Message-ID: <1507549222.26041.38.camel@sipsolutions.net> (sfid-20171009_134032_153917_4C895360)
Subject: Re: [RFC] mac80211: Add airtime fairness accounting
From: Johannes Berg <johannes@sipsolutions.net>
To: Toke =?ISO-8859-1?Q?H=F8iland-J=F8rgensen?= <toke@toke.dk>,
        make-wifi-fast@lists.bufferbloat.net,
        linux-wireless@vger.kernel.org
Date: Mon, 09 Oct 2017 13:40:22 +0200
In-Reply-To: <878tgkd5d1.fsf@toke.dk>
References: <20171006115232.28688-1-toke@toke.dk>
         <1507298832.19300.20.camel@sipsolutions.net> <87lgkoqrhs.fsf@toke.dk>
         <1507310319.19300.28.camel@sipsolutions.net> <87infrqk28.fsf@toke.dk>
         <1507533328.26041.12.camel@sipsolutions.net> <878tgkd5d1.fsf@toke.dk>
Content-Type: text/plain; charset="UTF-8"
Mime-Version: 1.0
Sender: linux-wireless-owner@vger.kernel.org

On Mon, 2017-10-09 at 11:42 +0200, Toke Høiland-Jørgensen wrote:

> Well, the padding and spacing between frames is at most 11 bytes (4-
> byte delimiter, 4-byte FCS and 3-byte padding), which is ~0.7% of a
> full-sized frame. I'm not too worried about errors on that scale,
> TBH.

I'm not sure - this really should take the whole frame exchange
sequence into consideration, since the "dead" IFS time and the ACK etc.
is also airtime consumed for that station, even if there's no actual
transmission going on.

If you factor that in, the overhead reduction with aggregation is
considerable! With an 80 MHz 2x2 MCS 9 (866Mbps PHY rate) A-MPDU
containing 64 packets, you can reach >650Mbps (with protection),
without A-MPDU you can reach only about 45Mbps I think.
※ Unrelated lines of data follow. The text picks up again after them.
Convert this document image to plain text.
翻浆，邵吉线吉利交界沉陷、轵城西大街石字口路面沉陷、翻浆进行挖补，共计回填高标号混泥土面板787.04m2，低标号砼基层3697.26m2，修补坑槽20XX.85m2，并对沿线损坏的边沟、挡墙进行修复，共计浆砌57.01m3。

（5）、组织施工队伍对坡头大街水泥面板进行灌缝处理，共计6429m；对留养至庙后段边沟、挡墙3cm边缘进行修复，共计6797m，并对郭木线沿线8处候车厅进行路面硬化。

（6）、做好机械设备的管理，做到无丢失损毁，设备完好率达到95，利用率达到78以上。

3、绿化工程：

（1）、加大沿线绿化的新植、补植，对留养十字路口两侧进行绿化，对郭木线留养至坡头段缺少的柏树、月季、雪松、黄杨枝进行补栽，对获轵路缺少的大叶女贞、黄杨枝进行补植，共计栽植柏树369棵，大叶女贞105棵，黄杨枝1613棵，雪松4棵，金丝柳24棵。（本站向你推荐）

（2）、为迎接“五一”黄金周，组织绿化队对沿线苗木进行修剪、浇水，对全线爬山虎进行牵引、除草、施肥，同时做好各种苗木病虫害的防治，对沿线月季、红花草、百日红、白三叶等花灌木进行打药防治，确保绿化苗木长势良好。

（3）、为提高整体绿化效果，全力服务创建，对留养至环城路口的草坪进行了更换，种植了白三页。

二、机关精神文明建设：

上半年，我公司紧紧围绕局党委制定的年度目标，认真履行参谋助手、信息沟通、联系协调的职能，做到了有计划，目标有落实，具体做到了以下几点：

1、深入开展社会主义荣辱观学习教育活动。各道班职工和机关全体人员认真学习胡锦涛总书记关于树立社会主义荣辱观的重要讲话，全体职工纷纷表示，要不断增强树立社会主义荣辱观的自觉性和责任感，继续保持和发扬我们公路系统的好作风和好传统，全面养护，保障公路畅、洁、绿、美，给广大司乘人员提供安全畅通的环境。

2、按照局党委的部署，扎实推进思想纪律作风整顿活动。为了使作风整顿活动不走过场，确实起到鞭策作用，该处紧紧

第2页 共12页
You'd think that a 1500 byte frame takes 1.5ms for the 1Mbps client,
and ~14µs for the above mentioned VHT rate.

In reality, however, the overhead for both is comparable in absolute
numbers, it's >200µs.

If you don't take any of this overhead into account at all, then you'll
vastly over-allocate time for clients sending small (non-aggregated)
frames, because for those - even with slow rates - the overhead will
dominate.

If you do take this overhead into account but don't account for
aggregation, you'll vastly under-allocate time for HT/VHT clients that
use aggregation.

I don't know if there's an easy answer. Perhaps not accounting for the
overhead but assuming that clients won't be stupid and will actually do
aggregation when they ramp up their rates is reasonable in most
scenarios, but I'm afraid that we'll find interop issues - we found for
example that if you enable U-APSD lots of devices won't do aggregation
any more ...

> Sure, it would be better to have it be accurate, but there are other
> imperfections, especially on the RX side (we can't count
> retransmissions, for instance, since the receiver obviously doesn't
> see those).

Sure.

> There's a separate scheduling loop for each hardware queue (one per
> AC), which only schedules all TXQs with that AC. The hardware will
> prioritise higher ACs by dequeueing from the high-priority hardware
> queue first.

Ok, I guess that addresses that issue.

> Yeah, that's what we have currently in ath9k. However, it's rare in
> practice that a station transmits the same amount of data on all ACs
> (for one, since the max aggregation size is smaller at the higher ACs
> that becomes difficult). But you are quite right that this is
> something that should be fixed :)

Not sure the amount of data matters that much, but ok.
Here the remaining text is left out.